By many accounts, Abraham Lincoln is our greatest president. He’s certainly one of our two greatest presidents along with George Washington. He was the most improbable of presidents to get elected. He was a one-term Congressman. A failed Senate candidate. He had no military experience except for 80 days drilling with a wooden rifle in the Black Hawk War. He was a bit of a hick. He spoke funny.
How was this the man to lead us in the greatest Civil War that the world has possibly ever seen? How was this the man to have the oratory that would give us strength and sustenance? How was the man to stitch up the nation and keep it whole at the end of that war, as I wrote about it in my book April 1865?
Yet somehow he rose to the occasion and he did it in spite of having a number of Southern states where he wasn’t even on the ballot. Whatever one may say today about Donald Trump or the uncertain circumstances we live in, it’s nothing compared to the Civil War. Nobody could have predicted, looking at the time, that Abraham Lincoln would be a good president. Let alone a great president. But he rose to become one when the nation most needed it.

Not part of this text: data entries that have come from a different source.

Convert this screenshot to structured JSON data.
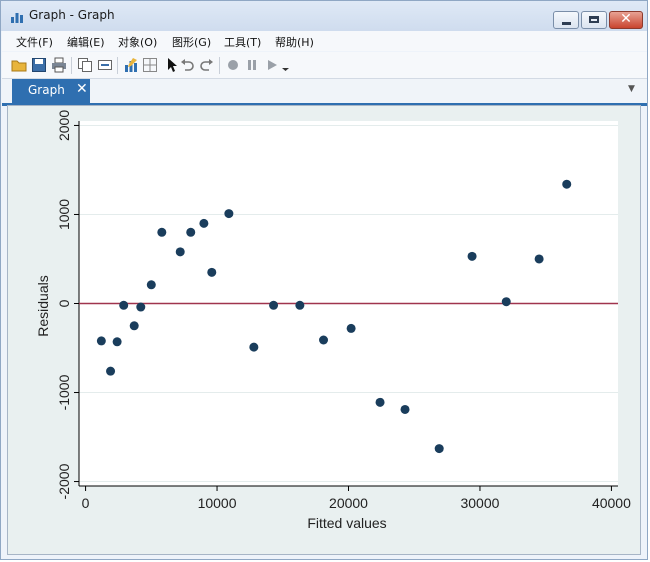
{
  "window": {
    "title": "Graph - Graph"
  },
  "menu": {
    "items": [
      "文件(F)",
      "编辑(E)",
      "对象(O)",
      "图形(G)",
      "工具(T)",
      "帮助(H)"
    ]
  },
  "toolbar": {
    "icons": [
      "open-icon",
      "save-icon",
      "print-icon",
      "copy-icon",
      "rename-icon",
      "graph-editor-icon",
      "grid-icon",
      "pointer-icon",
      "undo-icon",
      "redo-icon",
      "record-icon",
      "pause-icon",
      "play-icon"
    ]
  },
  "tabs": [
    {
      "label": "Graph",
      "close": "✕"
    }
  ],
  "colors": {
    "marker": "#1a3d5c",
    "zeroline": "#a0344e",
    "plotbg": "#ffffff",
    "gridline": "#e4ecec"
  },
  "chart_data": {
    "type": "scatter",
    "title": "",
    "xlabel": "Fitted values",
    "ylabel": "Residuals",
    "xlim": [
      -500,
      40500
    ],
    "ylim": [
      -2050,
      2050
    ],
    "xticks": [
      0,
      10000,
      20000,
      30000,
      40000
    ],
    "yticks": [
      2000,
      1000,
      0,
      -1000,
      -2000
    ],
    "grid": true,
    "reference_line_y": 0,
    "points": [
      {
        "x": 1200,
        "y": -420
      },
      {
        "x": 1900,
        "y": -760
      },
      {
        "x": 2400,
        "y": -430
      },
      {
        "x": 2900,
        "y": -20
      },
      {
        "x": 3700,
        "y": -250
      },
      {
        "x": 4200,
        "y": -40
      },
      {
        "x": 5000,
        "y": 210
      },
      {
        "x": 5800,
        "y": 800
      },
      {
        "x": 7200,
        "y": 580
      },
      {
        "x": 8000,
        "y": 800
      },
      {
        "x": 9000,
        "y": 900
      },
      {
        "x": 9600,
        "y": 350
      },
      {
        "x": 10900,
        "y": 1010
      },
      {
        "x": 12800,
        "y": -490
      },
      {
        "x": 14300,
        "y": -20
      },
      {
        "x": 16300,
        "y": -20
      },
      {
        "x": 18100,
        "y": -410
      },
      {
        "x": 20200,
        "y": -280
      },
      {
        "x": 22400,
        "y": -1110
      },
      {
        "x": 24300,
        "y": -1190
      },
      {
        "x": 26900,
        "y": -1630
      },
      {
        "x": 29400,
        "y": 530
      },
      {
        "x": 32000,
        "y": 20
      },
      {
        "x": 34500,
        "y": 500
      },
      {
        "x": 36600,
        "y": 1340
      }
    ]
  }
}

Now, does that mean that this is the way it will always be? Well, democracy is a compact. Democracy works because the American people believe it works. Because our leaders believe it works and because they respect the basic institutions. What is so important about America is the institutions are bigger than any one figure. Bigger than any one president. These institutions are there to ensure the greatest amount of debate and also to ensure that minority rights are protected as well as the majority rights.
It’s a remarkable system. It would be hard for me to imagine anything undoing that because we have all these different pockets of resistance and all these different pockets of differing points of view. I don’t see that changing under President Trump.
OR: Do you feel that the understanding of history in general is at a low point?
Winik: I travel all around the country speaking about history. I find that there’s a great hunger for that history. There’s got to be a reason why history books as written by the leading public historians sell so phenomenally as well as they do. Nonetheless, in the age of Twitter and other instant forms of mass communication, I worry that things are becoming a little too ahistorical.
I think it’s important for Trump to appreciate what other presidents have gone through — if only just to see that he’s a temporary steward of this great experiment called America. The idea that we can somehow reinvent the wheel is hubris in the extreme. All our leaders, whether they’re Presidents, members of Congress or Senators, or Supreme Court justices need to learn from history as do the American people. History is our story. It’s who we are and it’s where we came from.
Jay Winik is the author of the critically acclaimed books April 1865, The Great Upheaval, and 1944 and the historian-in-residence at the Council on Foreign Relations.